THE HOTTEST developments in North American pop music -- rap, dance remixes, house music -- all find their origins in the strange world of Jamaican "dub" music. To save money, early Jamaican producers often made a "version" of a reggae song with the vocals "dubbed out" and put it on the flip side of the original song. By the early '70s, producers were playing all kinds of tricks with these "dub versions" -- they added tons of echo, they dropped the bass in and out, they washed the song in eerie keyboards or they added spoken recitations or "toasts."

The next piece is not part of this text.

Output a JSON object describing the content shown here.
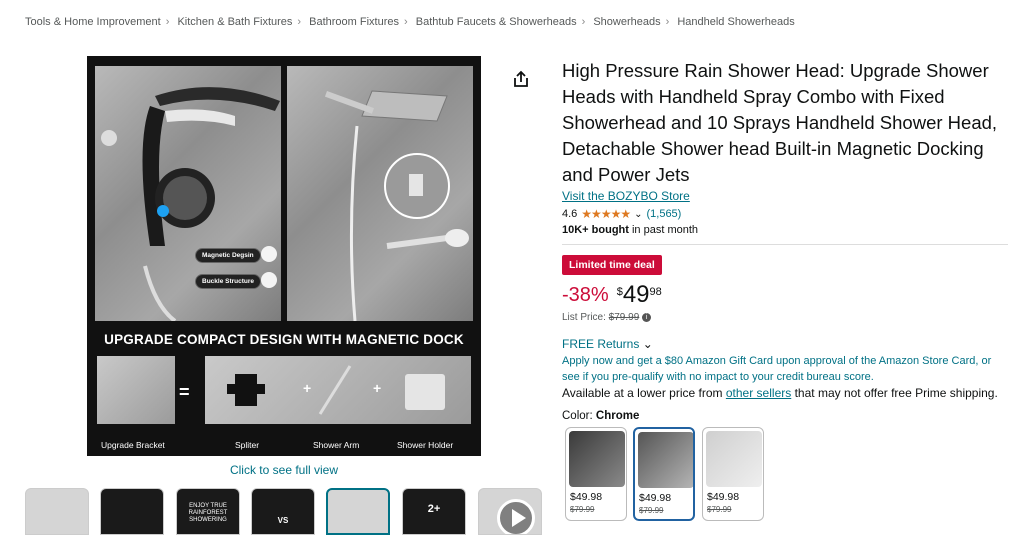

Pretty soon Jamaican DJs were using their portable sound systems to perform the same tricks for live audiences. Then Jamaican immigrants introduced "dub" to native New Yorkers, and "rap" and "12-inch remixes" became the rage in the United States. Nonetheless, some of the most inventive rapping and remixing in the world still take place in the isolated world of Jamaican dub.
"Now Dub" (Mesa). When this Jamaican vocal trio released its fine "Now" album last year, they quickly followed it with this, an album with dub versions of all 10 songs from "Now." That might sound superfluous, but these remixes are genuinely inventive, transforming the original songs from crisp political/philosophical anthems into spacey, atmospheric meditations -- from public proclamations into private reveries. Of course, it helps that the original songwriting, playing and singing were top-notch. A Guy Named Gerald, England's acid-house star, remixed "Reggae Rock"; Black Uhuru itself and original producer Tony "Asha" Brisset remixed the other nine.
"On the Road" (RAS). Brigadier Jerry, who appears Friday at Kilimanjaro, was one of those Jamaican DJs who created their own dub versions with a portable sound system before a live audience. "Briggy," as he's known on the island, achieved such a reputation that his following demanded recorded versions of his performances. He recorded this new album with two live bands (Roots Radics and Steely & Clevie), and he displays a pleasant voice and a fresh production approach. He sounds so laid-back and casual, however, that these tracks are anything but exciting.
Lee Perry/Mad Professor
"Mystic Warrior" (Ariwa/RAS). Lee "Scratch" Perry is one of the original dub producers, and the Mad Professor is one of the newest hot shots on the scene. They team up here to produce bizarre, funhouse versions of Bob Marley's "Crazy Baldheads" and Carl Douglas's "Kung Fu Fighting." They fill the tracks with odd, inspired touches -- circus organ, ping-pong percussion, echoing guitar chords -- but like most records made by studio-bound producers, this one is all edges and no center.
"Black . . . with Sugar" (Ariwa/RAS). The Mad Professor's most successful project is this one with Kofi, a young woman whose sweet, high soprano is set amid the Prof's heavily echoed reggae dub tracks. Kofi, who also plays keyboards and bass on the album, comes up with expertly crafted pop-soul melodies and stories that immediately recall the young Dionne Warwick. The heavy echo and quirky syncopation, though, make her sound like Warwick on Mars. Kofi's "Black Pride" topped the British reggae charts with a radiant, joyful vocal that serves the title even better than the lyrics.
"Jah Shaka Presents Dub Symphony" (Mango). In the early days of Jamaican dub, Augustus Pablo began making strange, hauntingly beautiful records that featured his melodica (a windblown keyboard) playing fluid, ethereal lines against the heavily echoed beat of dub. There was a spiritual intensity to his records that no one has ever approached. No one, that is, until Jah Shaka created this all-instrumental "Dub Symphony." Using a harder, more modern beat as a backdrop, Jah Shaka orchestrates his synths with an airy, hypnotic quality similar to Pablo's -- if not quite as pure.
"Sly & Robbie Present . . . DJ Riot" (Mango). Drummer Sly Dunbar and bassist Robbie Shakespeare are the finest rhythm section in Jamaica (if not the Western hemisphere), and they have often found their tracks being dubbed by other producers and DJs. So they retaliated by becoming producers themselves and backing some of the island's top DJs with strong, new Sly & Robbie rhythms. This anthology of Jamaican singles produced by Sly & Robbie features 12 numbers by nine different DJs. From the rugged, no-nonsense rhythms to the vivid rhymes and insistent toasting, this is one of the best dub albums ever released. It puts most North American rap to shame.